Yesterday, the High Criminal Court fined him BD5,000, and ruled to deport the two-metre-tall athlete after completing his sentence.
The athlete’s Eritrean co-defendant, who was accused of supplying him with the addresses of Fifth Fleet base residents, was acquitted of all narcotic trading charges.
“The court finds that the evidence is not sufficient to convict the second defendant (Eritrean woman),” verdict documents read.
“She has maintained her innocence throughout all stages of the case, including Public Prosecution hearings and police investigations.
“A conviction must be built on a certainty that a defendant did commit the crime and not on the possibility that they may have committed it.”
Prosecutors had accused the 37-year-old of ordering a drug shipment to an address on the base belonging to a naval officer, which they claimed was supplied to him by the 44-year-old Eritrean.

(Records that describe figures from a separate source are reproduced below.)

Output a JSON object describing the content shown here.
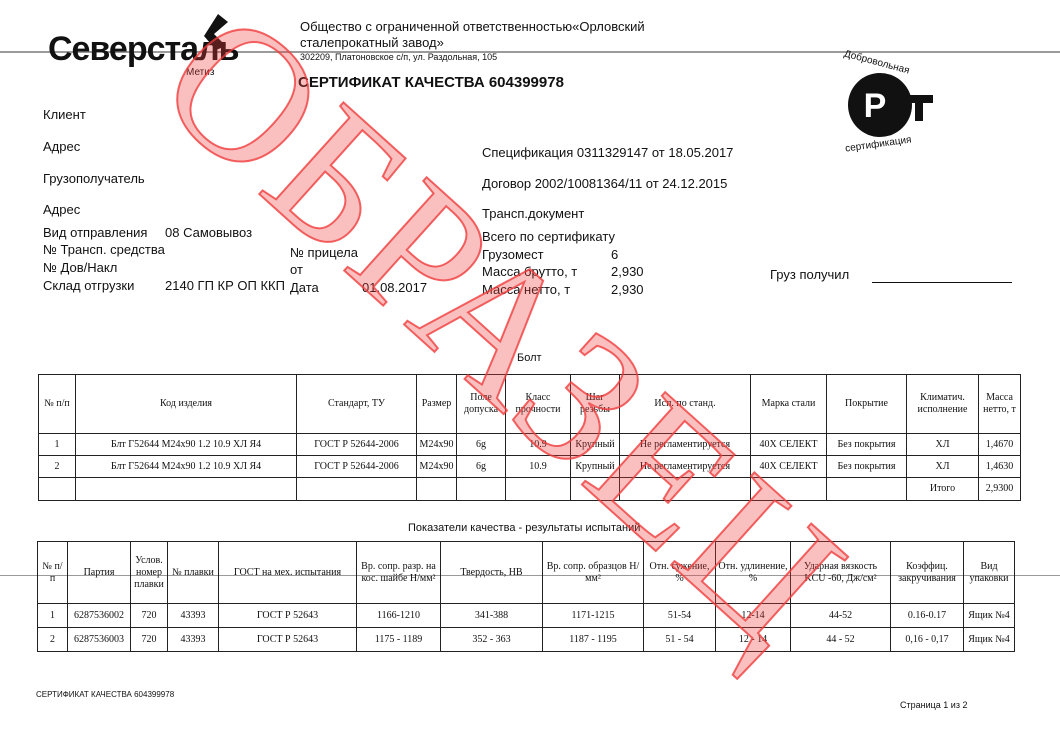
{
  "logo": {
    "brand": "Северсталь",
    "sub": "Метиз"
  },
  "company": {
    "line1": "Общество с ограниченной ответственностью«Орловский",
    "line2": "сталепрокатный завод»",
    "address": "302209, Платоновское с/п, ул. Раздольная, 105"
  },
  "title": "СЕРТИФИКАТ КАЧЕСТВА 604399978",
  "stamp": {
    "top": "Добровольная",
    "center": "РСТ",
    "bottom": "сертификация"
  },
  "fields": {
    "client": "Клиент",
    "address1": "Адрес",
    "consignee": "Грузополучатель",
    "address2": "Адрес",
    "ship_type_label": "Вид отправления",
    "ship_type": "08 Самовывоз",
    "vehicle_label": "№ Трансп. средства",
    "trailer_label": "№ прицела",
    "invoice_label": "№ Дов/Накл",
    "from_label": "от",
    "warehouse_label": "Склад отгрузки",
    "warehouse": "2140 ГП КР ОП ККП",
    "date_label": "Дата",
    "date": "01.08.2017",
    "spec": "Спецификация  0311329147 от 18.05.2017",
    "contract": "Договор  2002/10081364/11 от 24.12.2015",
    "transport_doc": "Трансп.документ",
    "total_cert": "Всего по сертификату",
    "places_label": "Грузомест",
    "places": "6",
    "gross_label": "Масса брутто, т",
    "gross": "2,930",
    "net_label": "Масса нетто, т",
    "net": "2,930",
    "received": "Груз получил"
  },
  "table1": {
    "caption": "Болт",
    "headers": [
      "№ п/п",
      "Код изделия",
      "Стандарт, ТУ",
      "Размер",
      "Поле допуска",
      "Класс прочности",
      "Шаг резьбы",
      "Исп. по станд.",
      "Марка стали",
      "Покрытие",
      "Климатич. исполнение",
      "Масса нетто, т"
    ],
    "rows": [
      [
        "1",
        "Блт Г52644 М24х90 1.2 10.9 ХЛ Я4",
        "ГОСТ Р 52644-2006",
        "М24х90",
        "6g",
        "10.9",
        "Крупный",
        "Не регламентируется",
        "40Х СЕЛЕКТ",
        "Без покрытия",
        "ХЛ",
        "1,4670"
      ],
      [
        "2",
        "Блт Г52644 М24х90 1.2 10.9 ХЛ Я4",
        "ГОСТ Р 52644-2006",
        "М24х90",
        "6g",
        "10.9",
        "Крупный",
        "Не регламентируется",
        "40Х СЕЛЕКТ",
        "Без покрытия",
        "ХЛ",
        "1,4630"
      ]
    ],
    "total_label": "Итого",
    "total": "2,9300"
  },
  "table2": {
    "caption": "Показатели качества - результаты испытаний",
    "headers": [
      "№ п/п",
      "Партия",
      "Услов. номер плавки",
      "№ плавки",
      "ГОСТ на мех. испытания",
      "Вр. сопр. разр. на кос. шайбе Н/мм²",
      "Твердость, НВ",
      "Вр. сопр. образцов Н/мм²",
      "Отн. сужение, %",
      "Отн. удлинение, %",
      "Ударная вязкость KCU -60, Дж/см²",
      "Коэффиц. закручивания",
      "Вид упаковки"
    ],
    "rows": [
      [
        "1",
        "6287536002",
        "720",
        "43393",
        "ГОСТ Р 52643",
        "1166-1210",
        "341-388",
        "1171-1215",
        "51-54",
        "12-14",
        "44-52",
        "0.16-0.17",
        "Ящик №4"
      ],
      [
        "2",
        "6287536003",
        "720",
        "43393",
        "ГОСТ Р 52643",
        "1175 - 1189",
        "352 - 363",
        "1187 - 1195",
        "51 - 54",
        "12 - 14",
        "44 - 52",
        "0,16 - 0,17",
        "Ящик №4"
      ]
    ]
  },
  "footer": {
    "left": "СЕРТИФИКАТ КАЧЕСТВА 604399978",
    "right": "Страница 1 из 2"
  },
  "watermark": "ОБРАЗЕЦ",
  "colors": {
    "watermark": "#f03c3c"
  }
}
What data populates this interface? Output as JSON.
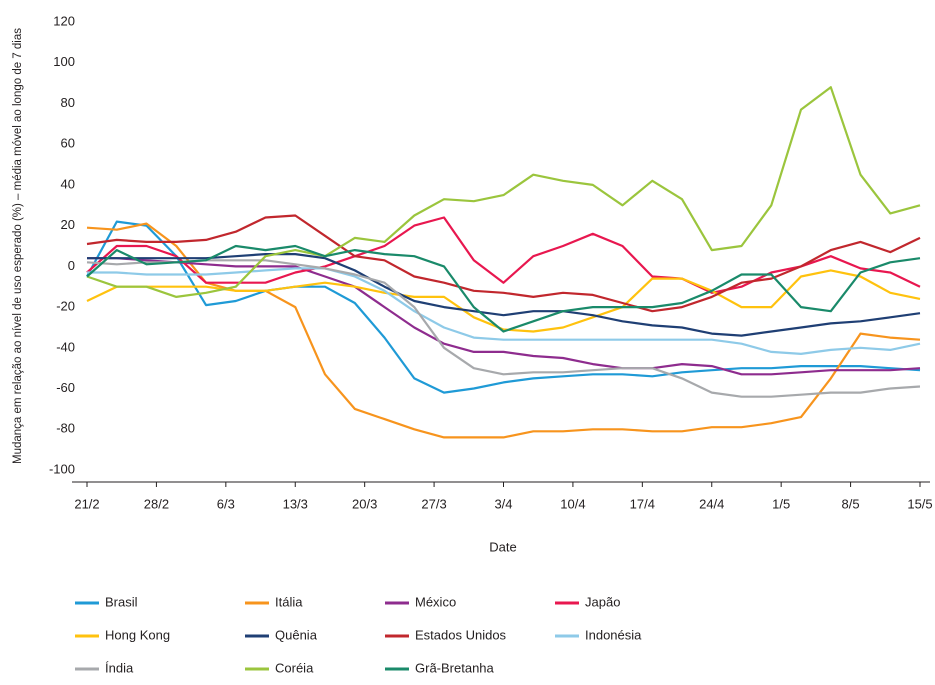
{
  "chart_data": {
    "type": "line",
    "ylabel": "Mudança em relação ao nível de uso esperado (%) – média móvel ao longo de 7 dias",
    "xlabel": "Date",
    "x": [
      0,
      3,
      6,
      9,
      12,
      15,
      18,
      21,
      24,
      27,
      30,
      33,
      36,
      39,
      42,
      45,
      48,
      51,
      54,
      57,
      60,
      63,
      66,
      69,
      72,
      75,
      78,
      81,
      84
    ],
    "xlim": [
      0,
      84
    ],
    "xticks": [
      {
        "value": 0,
        "label": "21/2"
      },
      {
        "value": 7,
        "label": "28/2"
      },
      {
        "value": 14,
        "label": "6/3"
      },
      {
        "value": 21,
        "label": "13/3"
      },
      {
        "value": 28,
        "label": "20/3"
      },
      {
        "value": 35,
        "label": "27/3"
      },
      {
        "value": 42,
        "label": "3/4"
      },
      {
        "value": 49,
        "label": "10/4"
      },
      {
        "value": 56,
        "label": "17/4"
      },
      {
        "value": 63,
        "label": "24/4"
      },
      {
        "value": 70,
        "label": "1/5"
      },
      {
        "value": 77,
        "label": "8/5"
      },
      {
        "value": 84,
        "label": "15/5"
      }
    ],
    "ylim": [
      -100,
      120
    ],
    "yticks": [
      -100,
      -80,
      -60,
      -40,
      -20,
      0,
      20,
      40,
      60,
      80,
      100,
      120
    ],
    "grid": false,
    "legend": "bottom",
    "series": [
      {
        "name": "Brasil",
        "color": "#1f9ad6",
        "values": [
          -5,
          22,
          20,
          5,
          -19,
          -17,
          -12,
          -10,
          -10,
          -18,
          -35,
          -55,
          -62,
          -60,
          -57,
          -55,
          -54,
          -53,
          -53,
          -54,
          -52,
          -51,
          -50,
          -50,
          -49,
          -49,
          -49,
          -50,
          -51
        ]
      },
      {
        "name": "Itália",
        "color": "#f7941d",
        "values": [
          19,
          18,
          21,
          10,
          -8,
          -12,
          -12,
          -20,
          -53,
          -70,
          -75,
          -80,
          -84,
          -84,
          -84,
          -81,
          -81,
          -80,
          -80,
          -81,
          -81,
          -79,
          -79,
          -77,
          -74,
          -55,
          -33,
          -35,
          -36
        ]
      },
      {
        "name": "México",
        "color": "#8e2c8e",
        "values": [
          4,
          4,
          3,
          2,
          1,
          0,
          0,
          0,
          -5,
          -10,
          -20,
          -30,
          -38,
          -42,
          -42,
          -44,
          -45,
          -48,
          -50,
          -50,
          -48,
          -49,
          -53,
          -53,
          -52,
          -51,
          -51,
          -51,
          -50
        ]
      },
      {
        "name": "Japão",
        "color": "#e8174f",
        "values": [
          -3,
          10,
          10,
          5,
          -8,
          -8,
          -8,
          -3,
          0,
          5,
          10,
          20,
          24,
          3,
          -8,
          5,
          10,
          16,
          10,
          -5,
          -6,
          -13,
          -10,
          -3,
          0,
          5,
          -1,
          -3,
          -10
        ]
      },
      {
        "name": "Hong Kong",
        "color": "#ffc20e",
        "values": [
          -17,
          -10,
          -10,
          -10,
          -10,
          -12,
          -12,
          -10,
          -8,
          -10,
          -13,
          -15,
          -15,
          -25,
          -31,
          -32,
          -30,
          -25,
          -20,
          -6,
          -6,
          -12,
          -20,
          -20,
          -5,
          -2,
          -5,
          -13,
          -16
        ]
      },
      {
        "name": "Quênia",
        "color": "#1f3f74",
        "values": [
          4,
          4,
          4,
          4,
          4,
          5,
          6,
          6,
          4,
          -2,
          -10,
          -17,
          -20,
          -22,
          -24,
          -22,
          -22,
          -24,
          -27,
          -29,
          -30,
          -33,
          -34,
          -32,
          -30,
          -28,
          -27,
          -25,
          -23
        ]
      },
      {
        "name": "Estados Unidos",
        "color": "#c1272d",
        "values": [
          11,
          13,
          12,
          12,
          13,
          17,
          24,
          25,
          15,
          5,
          3,
          -5,
          -8,
          -12,
          -13,
          -15,
          -13,
          -14,
          -18,
          -22,
          -20,
          -15,
          -8,
          -6,
          0,
          8,
          12,
          7,
          14
        ]
      },
      {
        "name": "Indonésia",
        "color": "#8ecae8",
        "values": [
          -3,
          -3,
          -4,
          -4,
          -4,
          -3,
          -2,
          -1,
          -1,
          -5,
          -12,
          -22,
          -30,
          -35,
          -36,
          -36,
          -36,
          -36,
          -36,
          -36,
          -36,
          -36,
          -38,
          -42,
          -43,
          -41,
          -40,
          -41,
          -38
        ]
      },
      {
        "name": "Índia",
        "color": "#a7a9ac",
        "values": [
          2,
          1,
          2,
          2,
          3,
          3,
          3,
          1,
          -1,
          -4,
          -8,
          -20,
          -40,
          -50,
          -53,
          -52,
          -52,
          -51,
          -50,
          -50,
          -55,
          -62,
          -64,
          -64,
          -63,
          -62,
          -62,
          -60,
          -59
        ]
      },
      {
        "name": "Coréia",
        "color": "#9bc53d",
        "values": [
          -5,
          -10,
          -10,
          -15,
          -13,
          -10,
          5,
          8,
          5,
          14,
          12,
          25,
          33,
          32,
          35,
          45,
          42,
          40,
          30,
          42,
          33,
          8,
          10,
          30,
          77,
          88,
          45,
          26,
          30
        ]
      },
      {
        "name": "Grã-Bretanha",
        "color": "#1a8a6a",
        "values": [
          -5,
          8,
          1,
          2,
          3,
          10,
          8,
          10,
          5,
          8,
          6,
          5,
          0,
          -20,
          -32,
          -27,
          -22,
          -20,
          -20,
          -20,
          -18,
          -12,
          -4,
          -4,
          -20,
          -22,
          -3,
          2,
          4
        ]
      }
    ]
  }
}
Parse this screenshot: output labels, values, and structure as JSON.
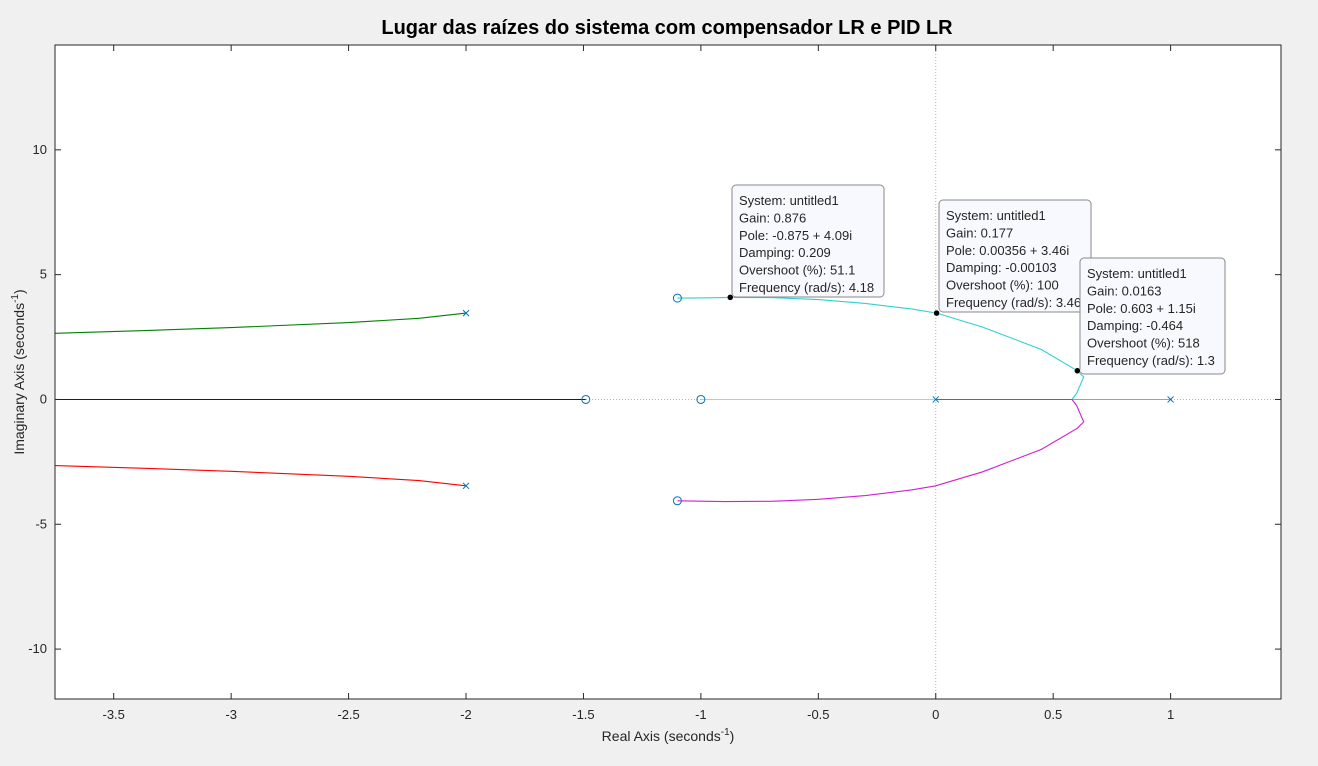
{
  "chart_data": {
    "type": "line",
    "title": "Lugar das raízes do sistema com compensador LR e PID LR",
    "xlabel": "Real Axis (seconds",
    "ylabel": "Imaginary Axis (seconds",
    "label_superscript": "-1",
    "label_close": ")",
    "xlim": [
      -3.75,
      1.47
    ],
    "ylim": [
      -12,
      14.2
    ],
    "x_ticks": [
      -3.5,
      -3,
      -2.5,
      -2,
      -1.5,
      -1,
      -0.5,
      0,
      0.5,
      1
    ],
    "x_tick_labels": [
      "-3.5",
      "-3",
      "-2.5",
      "-2",
      "-1.5",
      "-1",
      "-0.5",
      "0",
      "0.5",
      "1"
    ],
    "y_ticks": [
      -10,
      -5,
      0,
      5,
      10
    ],
    "y_tick_labels": [
      "-10",
      "-5",
      "0",
      "5",
      "10"
    ],
    "grid": false,
    "series": [
      {
        "color": "#0000ff",
        "points": [
          [
            -3.75,
            0
          ],
          [
            -1.49,
            0
          ]
        ]
      },
      {
        "color": "#ccd94a",
        "points": [
          [
            -1.0,
            0
          ],
          [
            0.0,
            0
          ]
        ]
      },
      {
        "color": "#008000",
        "points": [
          [
            -3.75,
            2.65
          ],
          [
            -3.4,
            2.75
          ],
          [
            -3.0,
            2.88
          ],
          [
            -2.5,
            3.08
          ],
          [
            -2.2,
            3.25
          ],
          [
            -2.0,
            3.46
          ]
        ]
      },
      {
        "color": "#ff0000",
        "points": [
          [
            -3.75,
            -2.65
          ],
          [
            -3.4,
            -2.75
          ],
          [
            -3.0,
            -2.88
          ],
          [
            -2.5,
            -3.08
          ],
          [
            -2.2,
            -3.25
          ],
          [
            -2.0,
            -3.46
          ]
        ]
      },
      {
        "color": "#30d0d0",
        "points": [
          [
            -1.1,
            4.06
          ],
          [
            -1.0,
            4.07
          ],
          [
            -0.875,
            4.09
          ],
          [
            -0.7,
            4.08
          ],
          [
            -0.5,
            4.0
          ],
          [
            -0.3,
            3.85
          ],
          [
            -0.1,
            3.62
          ],
          [
            0.00356,
            3.46
          ],
          [
            0.2,
            2.9
          ],
          [
            0.45,
            2.0
          ],
          [
            0.603,
            1.15
          ],
          [
            0.63,
            0.9
          ],
          [
            0.6,
            0.25
          ],
          [
            0.58,
            0.0
          ],
          [
            1.0,
            0.0
          ]
        ]
      },
      {
        "color": "#d020d0",
        "points": [
          [
            -1.1,
            -4.06
          ],
          [
            -0.9,
            -4.09
          ],
          [
            -0.7,
            -4.08
          ],
          [
            -0.5,
            -4.0
          ],
          [
            -0.3,
            -3.85
          ],
          [
            -0.1,
            -3.62
          ],
          [
            0.0,
            -3.46
          ],
          [
            0.2,
            -2.9
          ],
          [
            0.45,
            -2.0
          ],
          [
            0.603,
            -1.15
          ],
          [
            0.63,
            -0.9
          ],
          [
            0.6,
            -0.25
          ],
          [
            0.58,
            0.0
          ],
          [
            0.0,
            0.0
          ]
        ]
      }
    ],
    "poles": [
      [
        -2.0,
        3.46
      ],
      [
        -2.0,
        -3.46
      ],
      [
        0.0,
        0.0
      ],
      [
        1.0,
        0.0
      ]
    ],
    "zeros": [
      [
        -1.49,
        0.0
      ],
      [
        -1.0,
        0.0
      ],
      [
        -1.1,
        4.06
      ],
      [
        -1.1,
        -4.06
      ]
    ],
    "datatips": [
      {
        "point": [
          -0.875,
          4.09
        ],
        "lines": [
          "System: untitled1",
          "Gain: 0.876",
          "Pole: -0.875 + 4.09i",
          "Damping: 0.209",
          "Overshoot (%): 51.1",
          "Frequency (rad/s): 4.18"
        ]
      },
      {
        "point": [
          0.00356,
          3.46
        ],
        "lines": [
          "System: untitled1",
          "Gain: 0.177",
          "Pole: 0.00356 + 3.46i",
          "Damping: -0.00103",
          "Overshoot (%): 100",
          "Frequency (rad/s): 3.46"
        ]
      },
      {
        "point": [
          0.603,
          1.15
        ],
        "lines": [
          "System: untitled1",
          "Gain: 0.0163",
          "Pole: 0.603 + 1.15i",
          "Damping: -0.464",
          "Overshoot (%): 518",
          "Frequency (rad/s): 1.3"
        ]
      }
    ]
  }
}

Although the American co-defendant denied selling marijuana, he did admit giving it to friends and acquaintances in return for help with personal matters.
Court documents said that police found marijuana paraphernalia in his apartment, including a pipe and cigarette rolling paper and that traces of the narcotic were detected in his urine sample.
WhatsApp conversations between the defendant and his drugs-using clientele were also reportedly found on his phone.
The female defendant’s lawyer Abdulaziz Al Moosa successfully argued that she had no involvement in the man’s activities and that she was a well-respected hotel manager.
“My client is paid BD500-a-month, she does not need to resort to selling drugs to make money,” he previously told judges.
The American’s lawyer, Alya Al Zeera, insisted that he was ‘set up’ by the Fifth Fleet. The court earlier heard her claims that the US Navy ‘used promises and intimidation’ to make her client take the blame for the incident in order to protect the serviceman to whom the package was addressed.
She also alleged that the prosecution’s account of the incident was entirely based on information provided to them by the base’s Naval Criminal Investigative Service (NCIS).
Ms Al Zeera further accused the prosecution of ‘inserting’ words into translations of the text conversations, which the judge responded were explanations to code words referring to different kinds of hashish.
The Public Prosecution earlier submitted a formal request to judges that the defendants should receive the maximum possible penalty, describing them as ‘the reason our Bahraini youth have been corrupted with the poisons of drugs.’